LinkedIn is a temple for nauseating humble-bragging and it’s getting worse! Inspirational rags-to-riches and identical motivational encounters were posted yet again, almost word-for-word. ‘So proud to share’ and ‘Beyond excited to be at’ posts of employees trying to polish their latest corporate event. CEOs having Damascene transformations from their child’s innocent remark (‘give him a chance daddy’) test our gag reflex. Yet we appear to believe them and are even moved by them.
“Every like is for support”, posts Michael D Oliver of Fiducia Partners who know well that the image of the easy-on-the-eye ‘Ukrainian women of war’ comes from an entirely unrelated 2021 article “Can You Marry A Female Soldier?”. 333,000 users of LinkedIn ‘liked’ this lie.
We draw inspiration from Josh who lived in a storage unit in LA and now he’s fabulously rich. In his words he ‘made sh*t happen’ and we should ‘do whatever it takes.

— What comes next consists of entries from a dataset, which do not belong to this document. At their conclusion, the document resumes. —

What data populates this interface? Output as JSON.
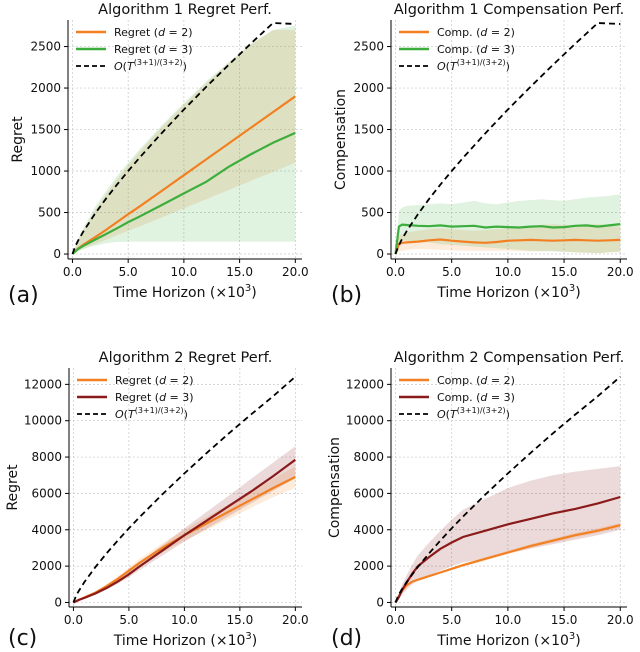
{
  "chart_data": [
    {
      "type": "line",
      "panel": "(a)",
      "title": "Algorithm 1 Regret Perf.",
      "xlabel": "Time Horizon (×10",
      "xlabel_sup": "3",
      "xlabel_close": ")",
      "ylabel": "Regret",
      "xlim": [
        -0.4,
        20.6
      ],
      "ylim": [
        -60,
        2820
      ],
      "xticks": [
        0,
        5,
        10,
        15,
        20
      ],
      "xtick_labels": [
        "0.0",
        "5.0",
        "10.0",
        "15.0",
        "20.0"
      ],
      "yticks": [
        0,
        500,
        1000,
        1500,
        2000,
        2500
      ],
      "ytick_labels": [
        "0",
        "500",
        "1000",
        "1500",
        "2000",
        "2500"
      ],
      "legend": [
        {
          "label": "Regret (d = 2)",
          "color": "#f28022",
          "style": "solid"
        },
        {
          "label": "Regret (d = 3)",
          "color": "#3dae3d",
          "style": "solid"
        },
        {
          "label": "O(T^((3+1)/(3+2)))",
          "color": "#000000",
          "style": "dashed"
        }
      ],
      "series": [
        {
          "name": "Regret (d = 2)",
          "color": "#f28022",
          "style": "solid",
          "x": [
            0,
            0.5,
            1,
            2,
            3,
            4,
            5,
            6,
            8,
            10,
            12,
            14,
            16,
            18,
            20
          ],
          "y": [
            0,
            65,
            115,
            200,
            290,
            385,
            480,
            570,
            760,
            950,
            1140,
            1330,
            1520,
            1710,
            1900
          ],
          "band_lower": [
            0,
            40,
            70,
            120,
            170,
            225,
            280,
            330,
            440,
            550,
            660,
            770,
            880,
            990,
            1100
          ],
          "band_upper": [
            0,
            160,
            290,
            520,
            720,
            900,
            1070,
            1230,
            1530,
            1800,
            2060,
            2300,
            2520,
            2700,
            2700
          ]
        },
        {
          "name": "Regret (d = 3)",
          "color": "#3dae3d",
          "style": "solid",
          "x": [
            0,
            0.5,
            1,
            2,
            3,
            4,
            5,
            6,
            8,
            10,
            12,
            14,
            16,
            18,
            20
          ],
          "y": [
            0,
            60,
            100,
            170,
            240,
            310,
            385,
            450,
            590,
            730,
            870,
            1050,
            1200,
            1340,
            1460
          ],
          "band_lower": [
            0,
            30,
            60,
            100,
            130,
            145,
            150,
            150,
            150,
            150,
            150,
            150,
            150,
            150,
            150
          ],
          "band_upper": [
            0,
            180,
            320,
            560,
            760,
            940,
            1100,
            1260,
            1550,
            1820,
            2080,
            2310,
            2530,
            2700,
            2750
          ]
        },
        {
          "name": "O(T^((3+1)/(3+2)))",
          "color": "#000000",
          "style": "dashed",
          "x": [
            0,
            0.25,
            0.5,
            1,
            2,
            3,
            4,
            5,
            6,
            8,
            10,
            12,
            14,
            16,
            18,
            20
          ],
          "y": [
            0,
            92,
            159,
            276,
            481,
            665,
            837,
            1000,
            1157,
            1456,
            1741,
            2014,
            2278,
            2534,
            2784,
            2772
          ]
        }
      ]
    },
    {
      "type": "line",
      "panel": "(b)",
      "title": "Algorithm 1 Compensation Perf.",
      "xlabel": "Time Horizon (×10",
      "xlabel_sup": "3",
      "xlabel_close": ")",
      "ylabel": "Compensation",
      "xlim": [
        -0.4,
        20.6
      ],
      "ylim": [
        -60,
        2820
      ],
      "xticks": [
        0,
        5,
        10,
        15,
        20
      ],
      "xtick_labels": [
        "0.0",
        "5.0",
        "10.0",
        "15.0",
        "20.0"
      ],
      "yticks": [
        0,
        500,
        1000,
        1500,
        2000,
        2500
      ],
      "ytick_labels": [
        "0",
        "500",
        "1000",
        "1500",
        "2000",
        "2500"
      ],
      "legend": [
        {
          "label": "Comp. (d = 2)",
          "color": "#f28022",
          "style": "solid"
        },
        {
          "label": "Comp. (d = 3)",
          "color": "#3dae3d",
          "style": "solid"
        },
        {
          "label": "O(T^((3+1)/(3+2)))",
          "color": "#000000",
          "style": "dashed"
        }
      ],
      "series": [
        {
          "name": "Comp. (d = 2)",
          "color": "#f28022",
          "style": "solid",
          "x": [
            0,
            0.3,
            0.6,
            1,
            2,
            3,
            4,
            5,
            6,
            7,
            8,
            9,
            10,
            11,
            12,
            13,
            14,
            15,
            16,
            17,
            18,
            19,
            20
          ],
          "y": [
            0,
            120,
            135,
            140,
            150,
            165,
            175,
            160,
            150,
            140,
            135,
            145,
            160,
            165,
            170,
            165,
            160,
            165,
            170,
            165,
            160,
            165,
            170
          ],
          "band_lower": [
            0,
            30,
            40,
            50,
            60,
            55,
            50,
            45,
            40,
            40,
            38,
            40,
            40,
            35,
            30,
            35,
            40,
            30,
            20,
            15,
            10,
            20,
            20
          ],
          "band_upper": [
            0,
            220,
            240,
            260,
            280,
            300,
            310,
            300,
            290,
            280,
            290,
            300,
            310,
            330,
            340,
            350,
            360,
            350,
            340,
            350,
            360,
            340,
            330
          ]
        },
        {
          "name": "Comp. (d = 3)",
          "color": "#3dae3d",
          "style": "solid",
          "x": [
            0,
            0.3,
            0.6,
            1,
            2,
            3,
            4,
            5,
            6,
            7,
            8,
            9,
            10,
            11,
            12,
            13,
            14,
            15,
            16,
            17,
            18,
            19,
            20
          ],
          "y": [
            0,
            330,
            355,
            350,
            340,
            335,
            345,
            330,
            335,
            340,
            320,
            330,
            325,
            320,
            330,
            335,
            320,
            325,
            340,
            345,
            330,
            345,
            360
          ],
          "band_lower": [
            0,
            150,
            170,
            160,
            150,
            140,
            120,
            110,
            100,
            90,
            80,
            70,
            60,
            50,
            40,
            35,
            30,
            25,
            20,
            15,
            10,
            20,
            30
          ],
          "band_upper": [
            0,
            520,
            560,
            580,
            590,
            600,
            610,
            600,
            620,
            640,
            610,
            600,
            620,
            640,
            650,
            660,
            650,
            640,
            660,
            680,
            690,
            700,
            720
          ]
        },
        {
          "name": "O(T^((3+1)/(3+2)))",
          "color": "#000000",
          "style": "dashed",
          "x": [
            0,
            0.25,
            0.5,
            1,
            2,
            3,
            4,
            5,
            6,
            8,
            10,
            12,
            14,
            16,
            18,
            20
          ],
          "y": [
            0,
            92,
            159,
            276,
            481,
            665,
            837,
            1000,
            1157,
            1456,
            1741,
            2014,
            2278,
            2534,
            2784,
            2772
          ]
        }
      ]
    },
    {
      "type": "line",
      "panel": "(c)",
      "title": "Algorithm 2 Regret Perf.",
      "xlabel": "Time Horizon (×10",
      "xlabel_sup": "3",
      "xlabel_close": ")",
      "ylabel": "Regret",
      "xlim": [
        -0.4,
        20.6
      ],
      "ylim": [
        -250,
        12900
      ],
      "xticks": [
        0,
        5,
        10,
        15,
        20
      ],
      "xtick_labels": [
        "0.0",
        "5.0",
        "10.0",
        "15.0",
        "20.0"
      ],
      "yticks": [
        0,
        2000,
        4000,
        6000,
        8000,
        10000,
        12000
      ],
      "ytick_labels": [
        "0",
        "2000",
        "4000",
        "6000",
        "8000",
        "10000",
        "12000"
      ],
      "legend": [
        {
          "label": "Regret (d = 2)",
          "color": "#f28022",
          "style": "solid"
        },
        {
          "label": "Regret (d = 3)",
          "color": "#8b1a1a",
          "style": "solid"
        },
        {
          "label": "O(T^((3+1)/(3+2)))",
          "color": "#000000",
          "style": "dashed"
        }
      ],
      "series": [
        {
          "name": "Regret (d = 2)",
          "color": "#f28022",
          "style": "solid",
          "x": [
            0,
            0.5,
            1,
            2,
            3,
            4,
            5,
            6,
            8,
            10,
            12,
            14,
            16,
            18,
            20
          ],
          "y": [
            0,
            150,
            280,
            550,
            900,
            1300,
            1750,
            2200,
            3000,
            3700,
            4350,
            5000,
            5650,
            6300,
            6900
          ],
          "band_lower": [
            0,
            130,
            240,
            480,
            800,
            1170,
            1580,
            2000,
            2750,
            3400,
            4000,
            4600,
            5200,
            5800,
            6300
          ],
          "band_upper": [
            0,
            170,
            320,
            620,
            1000,
            1430,
            1920,
            2400,
            3250,
            4000,
            4700,
            5400,
            6100,
            6800,
            7500
          ]
        },
        {
          "name": "Regret (d = 3)",
          "color": "#8b1a1a",
          "style": "solid",
          "x": [
            0,
            0.5,
            1,
            2,
            3,
            4,
            5,
            6,
            8,
            10,
            12,
            14,
            16,
            18,
            20
          ],
          "y": [
            0,
            140,
            250,
            500,
            800,
            1150,
            1550,
            2000,
            2850,
            3700,
            4500,
            5300,
            6100,
            6950,
            7850
          ],
          "band_lower": [
            0,
            120,
            220,
            440,
            710,
            1030,
            1390,
            1800,
            2580,
            3350,
            4050,
            4750,
            5450,
            6150,
            6850
          ],
          "band_upper": [
            0,
            160,
            290,
            570,
            900,
            1290,
            1730,
            2220,
            3150,
            4080,
            4980,
            5880,
            6800,
            7700,
            8600
          ]
        },
        {
          "name": "O(T^((3+1)/(3+2)))",
          "color": "#000000",
          "style": "dashed",
          "x": [
            0,
            0.25,
            0.5,
            1,
            2,
            3,
            4,
            5,
            6,
            8,
            10,
            12,
            14,
            16,
            18,
            20
          ],
          "y": [
            0,
            380,
            650,
            1130,
            1960,
            2710,
            3410,
            4080,
            4720,
            5940,
            7100,
            8220,
            9300,
            10340,
            11350,
            12420
          ]
        }
      ]
    },
    {
      "type": "line",
      "panel": "(d)",
      "title": "Algorithm 2 Compensation Perf.",
      "xlabel": "Time Horizon (×10",
      "xlabel_sup": "3",
      "xlabel_close": ")",
      "ylabel": "Compensation",
      "xlim": [
        -0.4,
        20.6
      ],
      "ylim": [
        -250,
        12900
      ],
      "xticks": [
        0,
        5,
        10,
        15,
        20
      ],
      "xtick_labels": [
        "0.0",
        "5.0",
        "10.0",
        "15.0",
        "20.0"
      ],
      "yticks": [
        0,
        2000,
        4000,
        6000,
        8000,
        10000,
        12000
      ],
      "ytick_labels": [
        "0",
        "2000",
        "4000",
        "6000",
        "8000",
        "10000",
        "12000"
      ],
      "legend": [
        {
          "label": "Comp. (d = 2)",
          "color": "#f28022",
          "style": "solid"
        },
        {
          "label": "Comp. (d = 3)",
          "color": "#8b1a1a",
          "style": "solid"
        },
        {
          "label": "O(T^((3+1)/(3+2)))",
          "color": "#000000",
          "style": "dashed"
        }
      ],
      "series": [
        {
          "name": "Comp. (d = 2)",
          "color": "#f28022",
          "style": "solid",
          "x": [
            0,
            0.3,
            0.6,
            1,
            1.5,
            2,
            3,
            4,
            5,
            6,
            8,
            10,
            12,
            14,
            16,
            18,
            20
          ],
          "y": [
            0,
            350,
            650,
            950,
            1150,
            1250,
            1450,
            1650,
            1850,
            2050,
            2400,
            2750,
            3100,
            3400,
            3700,
            3950,
            4250
          ],
          "band_lower": [
            0,
            330,
            620,
            910,
            1100,
            1200,
            1400,
            1590,
            1780,
            1970,
            2310,
            2650,
            2990,
            3280,
            3570,
            3820,
            4110
          ],
          "band_upper": [
            0,
            370,
            680,
            990,
            1200,
            1300,
            1500,
            1710,
            1920,
            2130,
            2490,
            2850,
            3210,
            3520,
            3830,
            4080,
            4390
          ]
        },
        {
          "name": "Comp. (d = 3)",
          "color": "#8b1a1a",
          "style": "solid",
          "x": [
            0,
            0.3,
            0.6,
            1,
            1.5,
            2,
            3,
            4,
            5,
            6,
            8,
            10,
            12,
            14,
            16,
            18,
            20
          ],
          "y": [
            0,
            300,
            700,
            1100,
            1600,
            2000,
            2500,
            2950,
            3300,
            3600,
            3950,
            4300,
            4600,
            4900,
            5150,
            5450,
            5800
          ],
          "band_lower": [
            0,
            200,
            450,
            700,
            1000,
            1200,
            1500,
            1750,
            2000,
            2200,
            2400,
            2700,
            2950,
            3200,
            3450,
            3700,
            4000
          ],
          "band_upper": [
            0,
            450,
            1000,
            1500,
            2100,
            2600,
            3300,
            3950,
            4550,
            5100,
            5700,
            6300,
            6700,
            7000,
            7200,
            7350,
            7500
          ]
        },
        {
          "name": "O(T^((3+1)/(3+2)))",
          "color": "#000000",
          "style": "dashed",
          "x": [
            0,
            0.25,
            0.5,
            1,
            2,
            3,
            4,
            5,
            6,
            8,
            10,
            12,
            14,
            16,
            18,
            20
          ],
          "y": [
            0,
            380,
            650,
            1130,
            1960,
            2710,
            3410,
            4080,
            4720,
            5940,
            7100,
            8220,
            9300,
            10340,
            11350,
            12420
          ]
        }
      ]
    }
  ]
}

Michelle Thomas’s comments under Mac Schlesinger’s post summed up the general response to his LinkedIn post well: ‘What an absolute disgrace of a human ?’. Not the response Mac was hoping for when he shoehorned news of his corporate event into the main news story of the day.
Brigette ‘liked’ a post from someone looking for a job. 300,000 views of that post later there were only 2 job interviews. If you’re going to make up a humblebrag, do it properly Brigette.
Jordan Belfort, best known for stealing $200 million from investors and spending 22 months in prison, can’t resist humblebragging that he didn’t quite make ‘one million a week’. As one LinkedIn user put it: ‘A bit like a bank robber who is pissed because they couldn’t fit all of the bank’s cash in the duffel bags that they brought!’